B. History: Lower abdominal pain and/or dyspareunia are usually present. In addition, vaginal discharge, altered menstrual pattern, or contact bleeding may be present as well as constitutional symptoms including fever, nausea, or vomiting. However, symptoms may be subtle or completely absent, even when marked tubal inflammation is present.
C. Examination: The minimum criteria for PID include the presence of cervical motion tenderness OR uterine tenderness OR adnexal tenderness. In addition the following may be present: enlargement or induration of fallopian tubes, pelvic mass, or direct or rebound abdominal tenderness.
D. Laboratory: 1. Wet prep 2. Vaginal Aptima (NAAT) for CT/GC 3. Urine pregnancy test to rule out ectopic pregnancy. a. Clinic physician should refer pregnant women to an appropriate facility for evaluation of possible ectopic pregnancy if the pregnancy test is positive.
III. Treatment
A. Therapy is the same whether gonococcal or non-gonococcal PID is suspected:
B. Recommended (use if no history of cephalosporin or severe [hives, anaphylaxis] PCN allergy): 1. Ceftriaxone 250 mg in a single intramuscular injection 2. Plus: doxycycline 100 mg orally twice a day for 14 days 3. If Bacterial vaginosis is present add: metronidazole 500 mg orally twice a day for 14 Days
C. Alternative (use if allergic to cephalosporin/PCN or if patient categorically refuses IM treatment): 1. Ofloxacin 800 mg in a single oral dose and Azithromycin 2 grams orally once 2. Plus: doxycycline 100 mg orally twice a day for 14 days 3. If Bacterial vaginosis is present add: metronidazole 500 mg orally twice a day for 14 Days
IV. Other considerations
A. Test-of-cure: recommended for patients receiving the alternative treatment listed above due to the possibility of QRNG (quinolone resistant N. gonorrhoeae). if the GC test was positive from the initial visit. As culture depends on finding live organisms, it can be performed as soon as 3 days after treatment. Because the Aptima (NAAT) can be positive when only dead organisms are present, it should not be performed until at least 3 weeks after treatment. B. Quinolones should not be used routinely to treat PID due to the increasing prevalence of QRNG.
C. There is insufficient data to recommend routine use of azithromycin for treatment of PID. However, in the woman thought to be at risk for poor compliance with doxycycline, azithromycin 1gm (one single oral dose) should be administered in the clinic, along with therapy for GC (e.g., ceftriaxone, ofloxacin), to be followed by a 14 day course of doxycycline and a follow-up exam in 1-3 days.

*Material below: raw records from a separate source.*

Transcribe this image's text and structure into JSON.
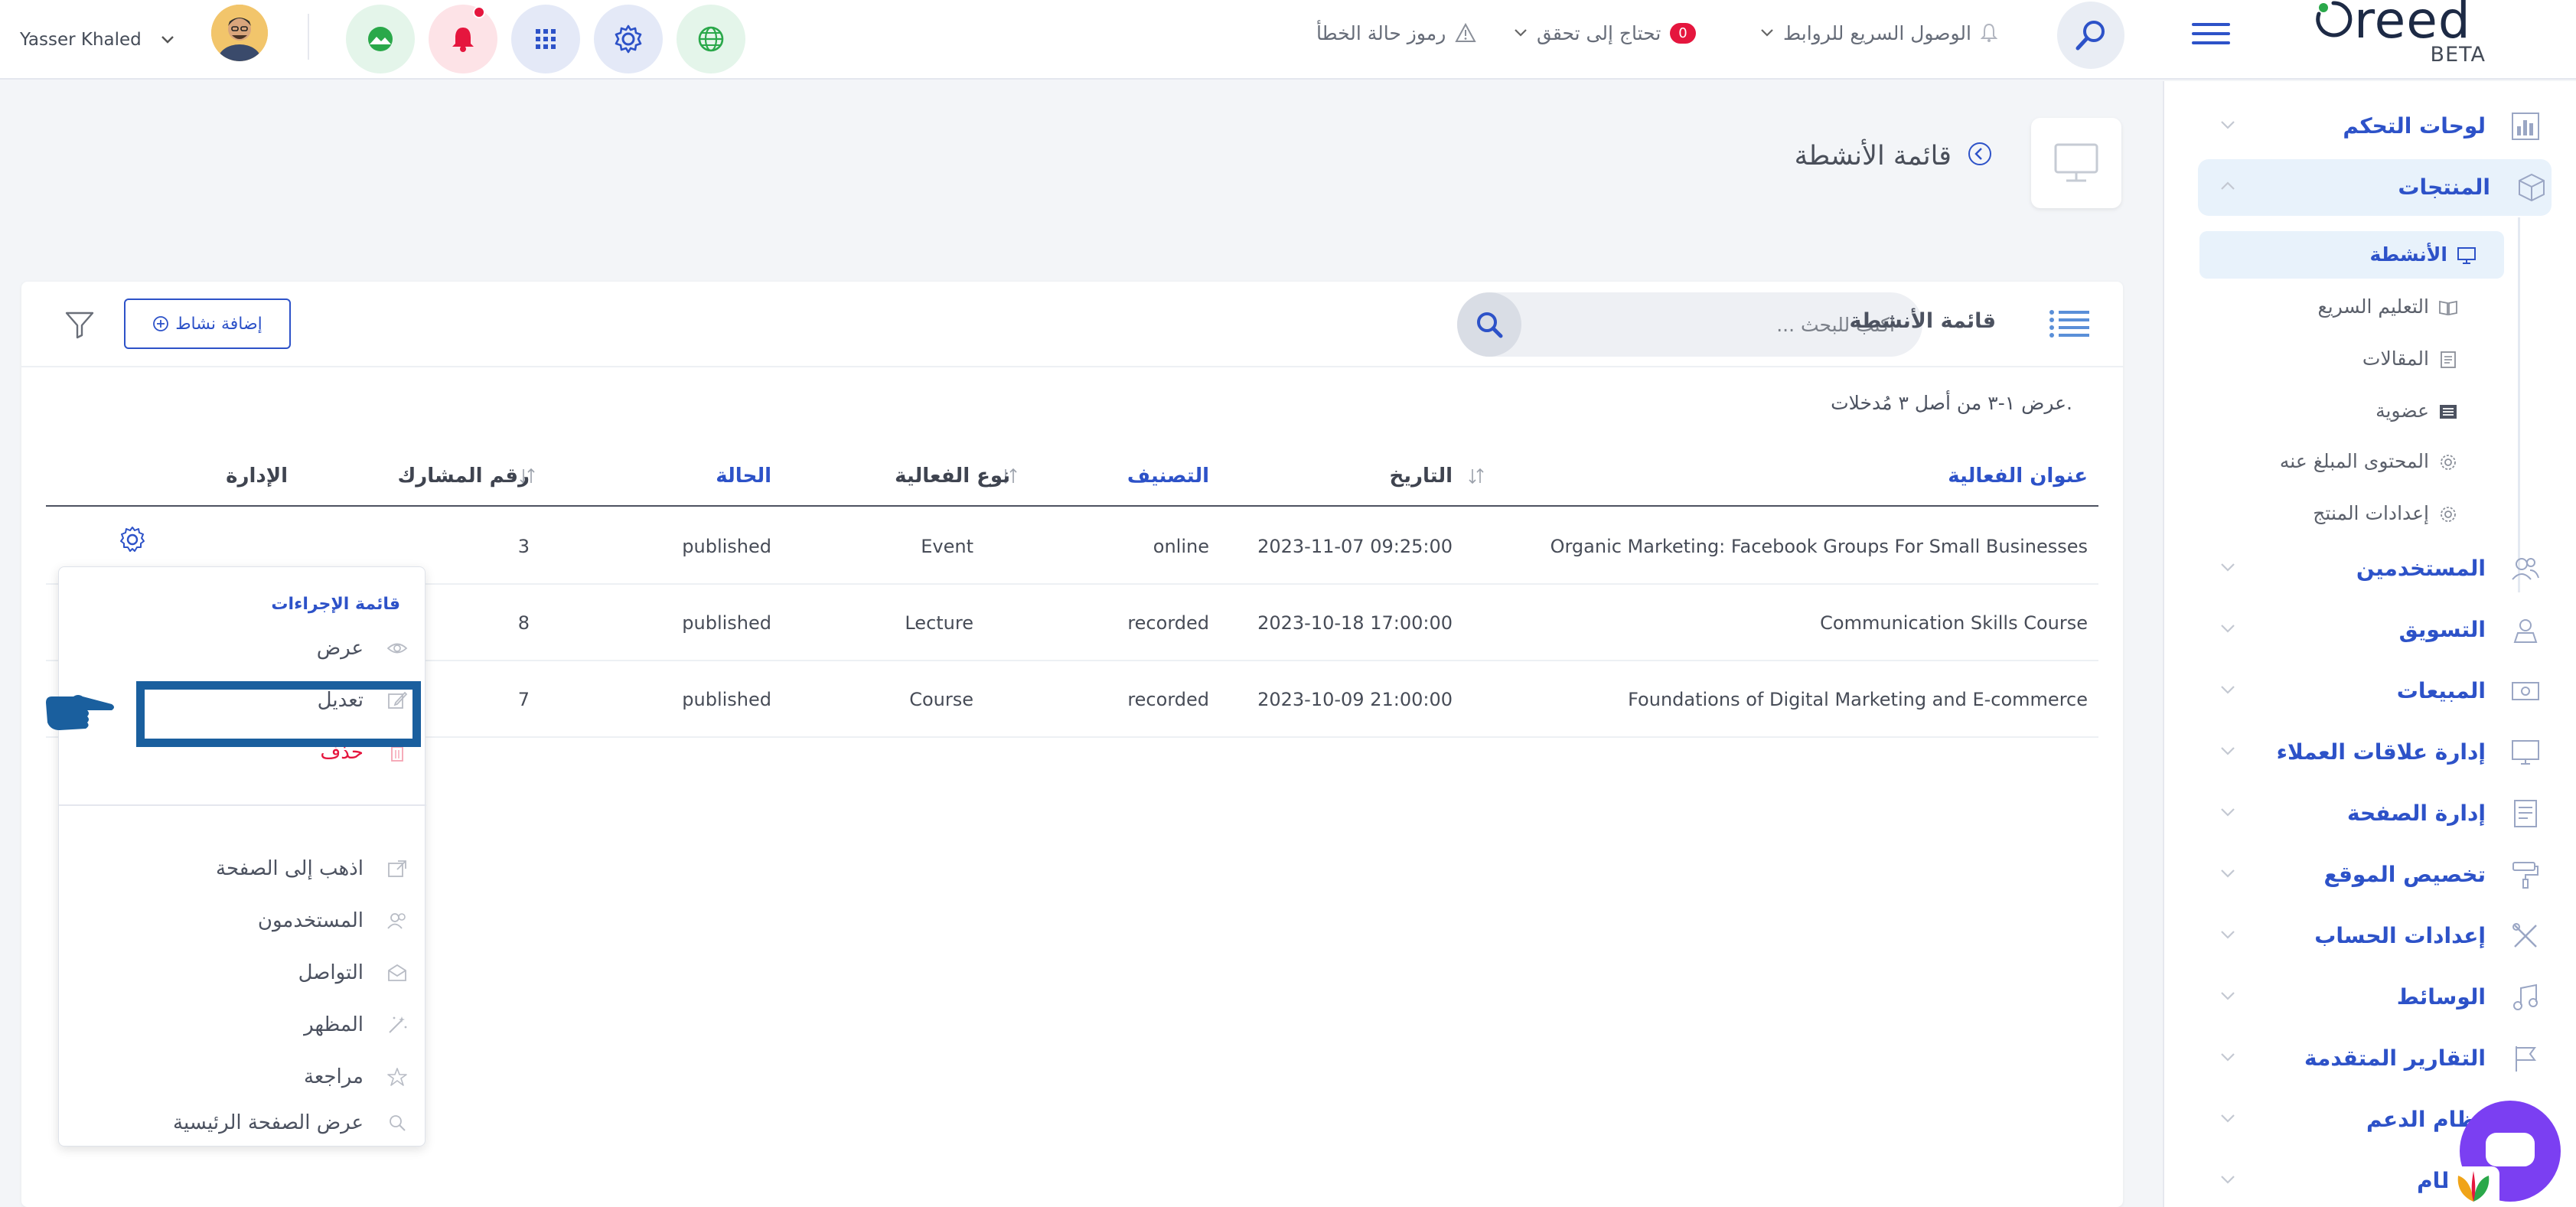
{
  "header": {
    "user_name": "Yasser Khaled",
    "brand_name": "reed",
    "brand_tag": "BETA",
    "quick_links_label": "الوصول السريع للروابط",
    "needs_check_label": "تحتاج إلى تحقق",
    "needs_check_count": "0",
    "error_codes_label": "رموز حالة الخطأ",
    "icons": {
      "app1": "landscape-icon",
      "notifications": "bell-icon",
      "apps": "grid-icon",
      "settings": "gear-icon",
      "language": "globe-icon",
      "search": "search-icon",
      "menu": "hamburger-icon"
    },
    "colors": {
      "bell_bg": "#fde3e7",
      "accent": "#2d52c8",
      "badge": "#e5163e"
    }
  },
  "sidebar": {
    "items": [
      {
        "label": "لوحات التحكم",
        "icon": "chart-icon"
      },
      {
        "label": "المنتجات",
        "icon": "cube-icon",
        "active": true
      },
      {
        "label": "المستخدمين",
        "icon": "users-icon"
      },
      {
        "label": "التسويق",
        "icon": "megaphone-icon"
      },
      {
        "label": "المبيعات",
        "icon": "cash-icon"
      },
      {
        "label": "إدارة علاقات العملاء",
        "icon": "crm-icon"
      },
      {
        "label": "إدارة الصفحة",
        "icon": "page-icon"
      },
      {
        "label": "تخصيص الموقع",
        "icon": "paint-roller-icon"
      },
      {
        "label": "إعدادات الحساب",
        "icon": "tools-icon"
      },
      {
        "label": "الوسائط",
        "icon": "music-icon"
      },
      {
        "label": "التقارير المتقدمة",
        "icon": "flag-icon"
      },
      {
        "label": "نظام الدعم",
        "icon": "support-icon"
      },
      {
        "label": "النظام",
        "icon": "system-icon"
      }
    ],
    "sub_items": [
      {
        "label": "الأنشطة",
        "icon": "monitor-icon",
        "active": true
      },
      {
        "label": "التعليم السريع",
        "icon": "book-icon"
      },
      {
        "label": "المقالات",
        "icon": "article-icon"
      },
      {
        "label": "عضوية",
        "icon": "list-icon"
      },
      {
        "label": "المحتوى المبلغ عنه",
        "icon": "gear-icon"
      },
      {
        "label": "إعدادات المنتج",
        "icon": "gear-icon"
      }
    ]
  },
  "page": {
    "title": "قائمة الأنشطة",
    "icon": "monitor-icon"
  },
  "card": {
    "list_title": "قائمة الأنشطة",
    "search_placeholder": "اكتب للبحث ...",
    "add_button": "إضافة نشاط",
    "entries_info": "عرض ١-٣ من أصل ٣ مُدخلات.",
    "columns": {
      "title": "عنوان الفعالية",
      "date": "التاريخ",
      "category": "التصنيف",
      "type": "نوع الفعالية",
      "status": "الحالة",
      "participants": "رقم المشارك",
      "manage": "الإدارة"
    },
    "rows": [
      {
        "title": "Organic Marketing: Facebook Groups For Small Businesses",
        "date": "2023-11-07 09:25:00",
        "category": "online",
        "type": "Event",
        "status": "published",
        "participants": "3"
      },
      {
        "title": "Communication Skills Course",
        "date": "2023-10-18 17:00:00",
        "category": "recorded",
        "type": "Lecture",
        "status": "published",
        "participants": "8"
      },
      {
        "title": "Foundations of Digital Marketing and E-commerce",
        "date": "2023-10-09 21:00:00",
        "category": "recorded",
        "type": "Course",
        "status": "published",
        "participants": "7"
      }
    ]
  },
  "actions_menu": {
    "title": "قائمة الإجراءات",
    "items": [
      {
        "label": "عرض",
        "icon": "eye-icon"
      },
      {
        "label": "تعديل",
        "icon": "edit-icon",
        "highlighted": true
      },
      {
        "label": "حذف",
        "icon": "trash-icon",
        "danger": true
      },
      {
        "label": "اذهب إلى الصفحة",
        "icon": "external-page-icon"
      },
      {
        "label": "المستخدمون",
        "icon": "users-icon"
      },
      {
        "label": "التواصل",
        "icon": "mail-icon"
      },
      {
        "label": "المظهر",
        "icon": "magic-wand-icon"
      },
      {
        "label": "مراجعة",
        "icon": "star-icon"
      },
      {
        "label": "عرض الصفحة الرئيسية",
        "icon": "search-icon"
      }
    ]
  }
}
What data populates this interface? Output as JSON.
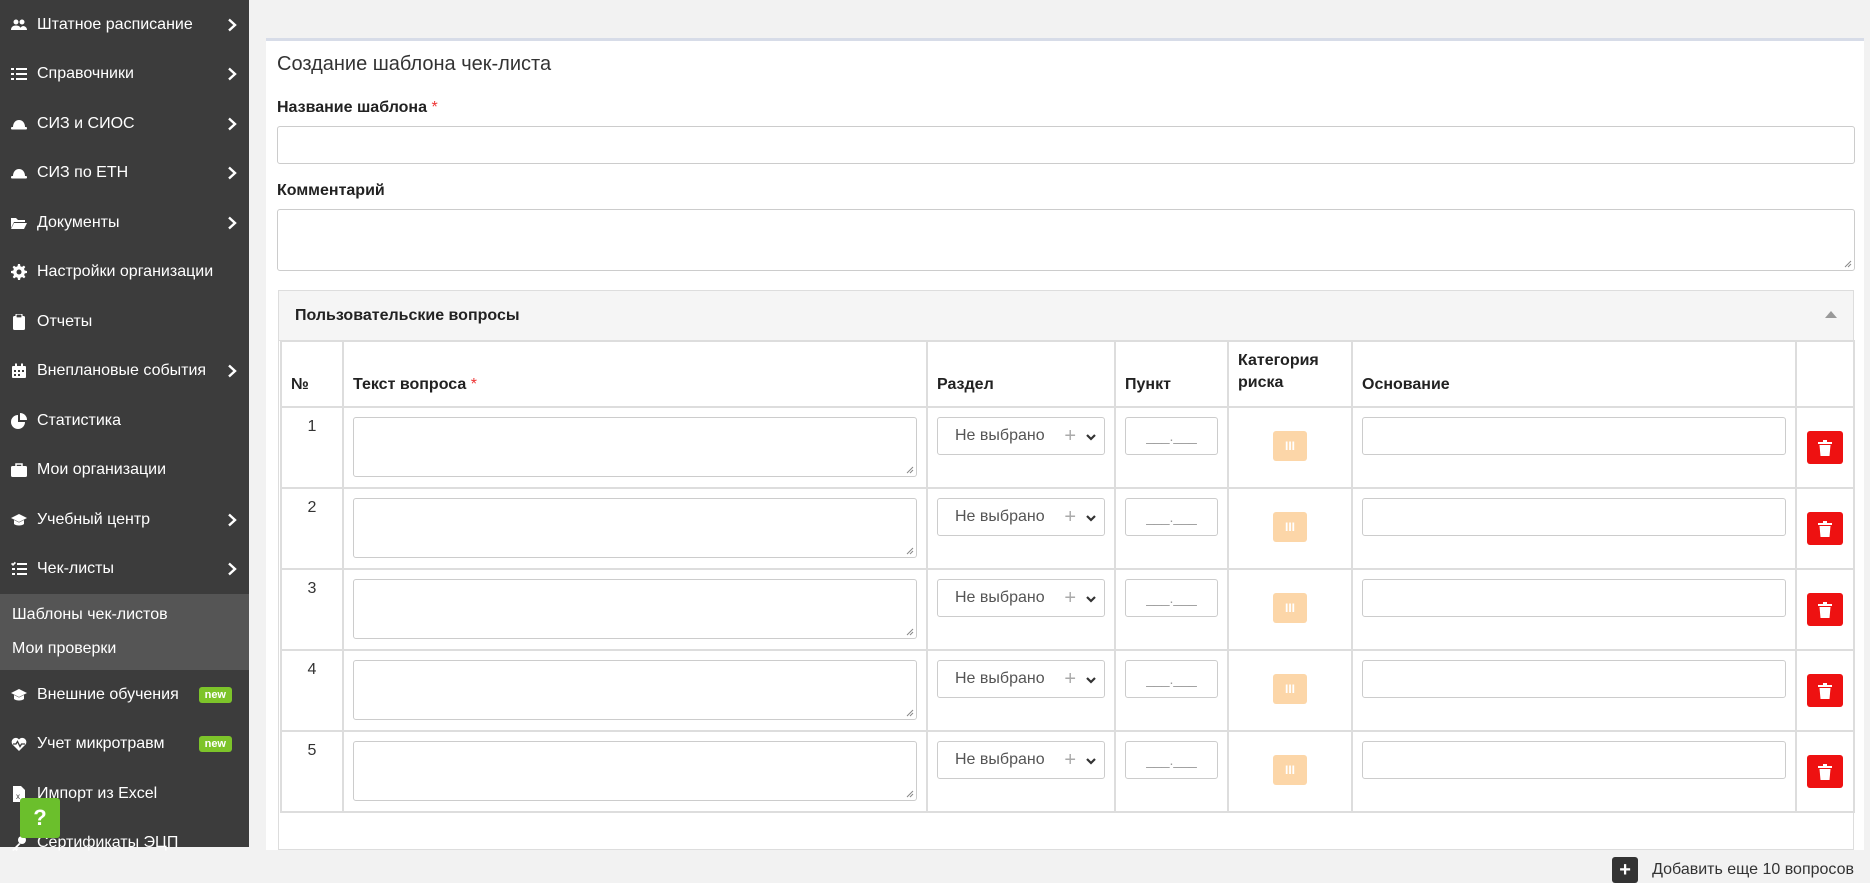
{
  "sidebar": {
    "items": [
      {
        "label": "Штатное расписание",
        "icon": "users-icon",
        "has_arrow": true
      },
      {
        "label": "Справочники",
        "icon": "list-icon",
        "has_arrow": true
      },
      {
        "label": "СИЗ и СИОС",
        "icon": "hard-hat-icon",
        "has_arrow": true
      },
      {
        "label": "СИЗ по ЕТН",
        "icon": "hard-hat-icon",
        "has_arrow": true
      },
      {
        "label": "Документы",
        "icon": "folder-open-icon",
        "has_arrow": true
      },
      {
        "label": "Настройки организации",
        "icon": "gear-icon",
        "has_arrow": false
      },
      {
        "label": "Отчеты",
        "icon": "clipboard-icon",
        "has_arrow": false
      },
      {
        "label": "Внеплановые события",
        "icon": "calendar-icon",
        "has_arrow": true
      },
      {
        "label": "Статистика",
        "icon": "pie-chart-icon",
        "has_arrow": false
      },
      {
        "label": "Мои организации",
        "icon": "briefcase-icon",
        "has_arrow": false
      },
      {
        "label": "Учебный центр",
        "icon": "graduation-cap-icon",
        "has_arrow": true
      },
      {
        "label": "Чек-листы",
        "icon": "checklist-icon",
        "has_arrow": true
      }
    ],
    "submenu": [
      "Шаблоны чек-листов",
      "Мои проверки"
    ],
    "items_after": [
      {
        "label": "Внешние обучения",
        "icon": "graduation-cap-icon",
        "badge": "new"
      },
      {
        "label": "Учет микротравм",
        "icon": "heartbeat-icon",
        "badge": "new"
      },
      {
        "label": "Импорт из Excel",
        "icon": "excel-file-icon"
      },
      {
        "label": "Сертификаты ЭЦП",
        "icon": "key-icon"
      }
    ],
    "help_label": "?"
  },
  "form": {
    "title": "Создание шаблона чек-листа",
    "name_label": "Название шаблона",
    "required_mark": "*",
    "comment_label": "Комментарий"
  },
  "questions_panel": {
    "title": "Пользовательские вопросы",
    "columns": {
      "num": "№",
      "text": "Текст вопроса",
      "section": "Раздел",
      "point": "Пункт",
      "risk": "Категория риска",
      "basis": "Основание"
    },
    "rows": [
      {
        "num": "1",
        "section": "Не выбрано",
        "point": "___.___"
      },
      {
        "num": "2",
        "section": "Не выбрано",
        "point": "___.___"
      },
      {
        "num": "3",
        "section": "Не выбрано",
        "point": "___.___"
      },
      {
        "num": "4",
        "section": "Не выбрано",
        "point": "___.___"
      },
      {
        "num": "5",
        "section": "Не выбрано",
        "point": "___.___"
      }
    ],
    "risk_marker": "III",
    "add_more_label": "Добавить еще 10 вопросов"
  },
  "colors": {
    "sidebar_bg": "#3c3c3c",
    "badge_green": "#7dc42a",
    "delete_red": "#ee1111",
    "risk_orange": "#fcd6a8"
  }
}
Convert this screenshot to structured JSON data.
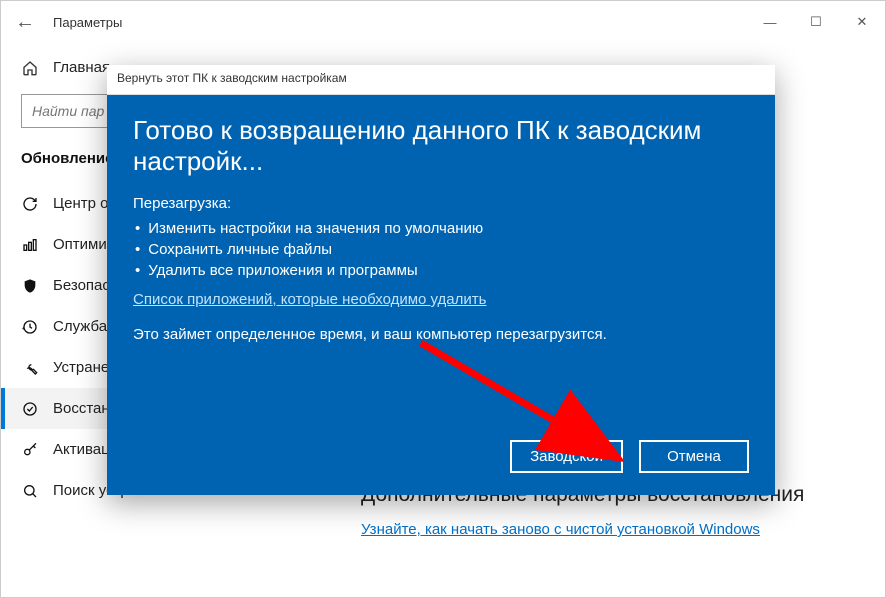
{
  "window": {
    "title": "Параметры",
    "minimize": "—",
    "maximize": "☐",
    "close": "✕",
    "back": "←"
  },
  "sidebar": {
    "home": "Главная",
    "search_placeholder": "Найти пар",
    "section": "Обновление",
    "items": [
      {
        "label": "Центр о"
      },
      {
        "label": "Оптими"
      },
      {
        "label": "Безопас"
      },
      {
        "label": "Служба"
      },
      {
        "label": "Устране"
      },
      {
        "label": "Восстан"
      },
      {
        "label": "Активация"
      },
      {
        "label": "Поиск устройства"
      }
    ]
  },
  "content": {
    "extra_heading": "Дополнительные параметры восстановления",
    "extra_link": "Узнайте, как начать заново с чистой установкой Windows"
  },
  "dialog": {
    "titlebar": "Вернуть этот ПК к заводским настройкам",
    "heading": "Готово к возвращению данного ПК к заводским настройк...",
    "reload_label": "Перезагрузка:",
    "bullets": [
      "Изменить настройки на значения по умолчанию",
      "Сохранить личные файлы",
      "Удалить все приложения и программы"
    ],
    "link": "Список приложений, которые необходимо удалить",
    "note": "Это займет определенное время, и ваш компьютер перезагрузится.",
    "btn_factory": "Заводской",
    "btn_cancel": "Отмена"
  }
}
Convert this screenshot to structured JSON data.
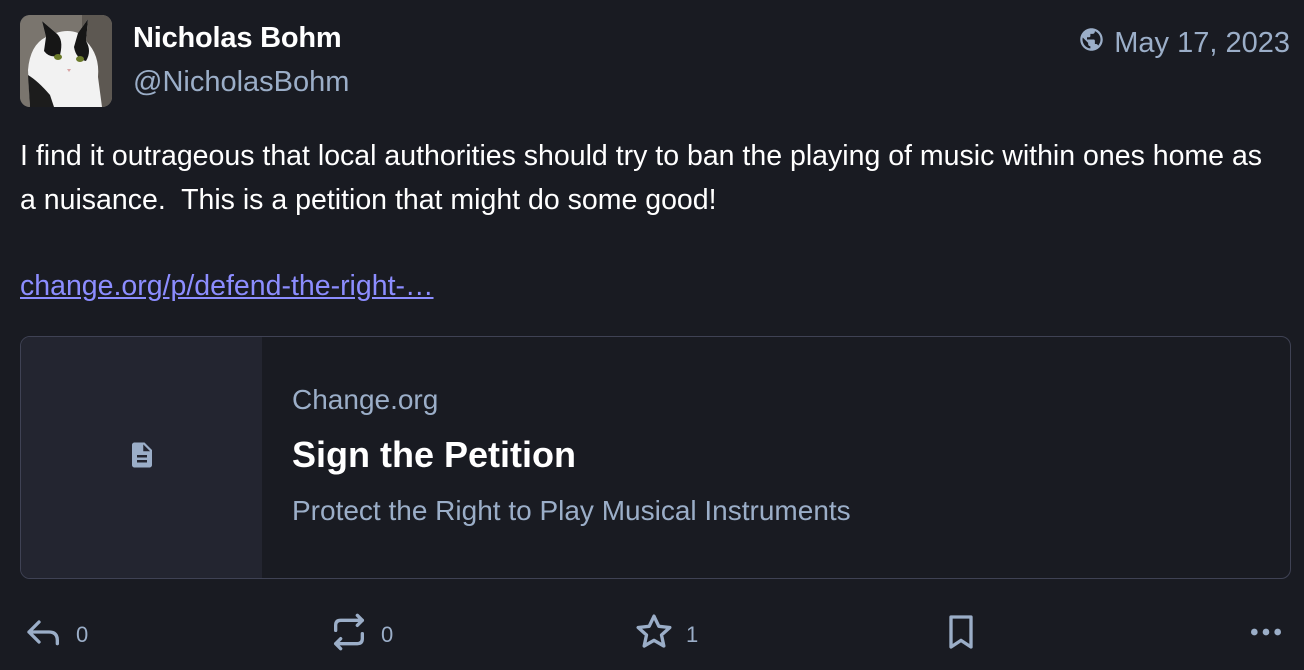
{
  "author": {
    "display_name": "Nicholas Bohm",
    "handle": "@NicholasBohm"
  },
  "meta": {
    "visibility_icon": "globe-icon",
    "date": "May 17, 2023"
  },
  "content": {
    "text": "I find it outrageous that local authorities should try to ban the playing of music within ones home as a nuisance.  This is a petition that might do some good!",
    "link_text": "change.org/p/defend-the-right-…"
  },
  "card": {
    "provider": "Change.org",
    "title": "Sign the Petition",
    "description": "Protect the Right to Play Musical Instruments",
    "icon": "document-icon"
  },
  "actions": {
    "reply_count": "0",
    "boost_count": "0",
    "favourite_count": "1"
  },
  "colors": {
    "background": "#191b22",
    "secondary_text": "#9baec8",
    "link": "#8c8dff",
    "card_border": "#3f4254"
  }
}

D. The role of anti-anaerobic therapy for PID in the absence of bacterial vaginosis is controversial and should be determined by the attending physician on a case-by-case basis.
E. Women with PID who have an IUD should be carefully evaluated by the attending physician. No evidence suggests that IUDs should be removed in women diagnosed with acute PID. However, caution should be exercised if the IUD remains in place, and close clinical follow-up is mandatory. Failure to see any improvement after 3 days of antibiotic therapy is a reason to remove the IUD.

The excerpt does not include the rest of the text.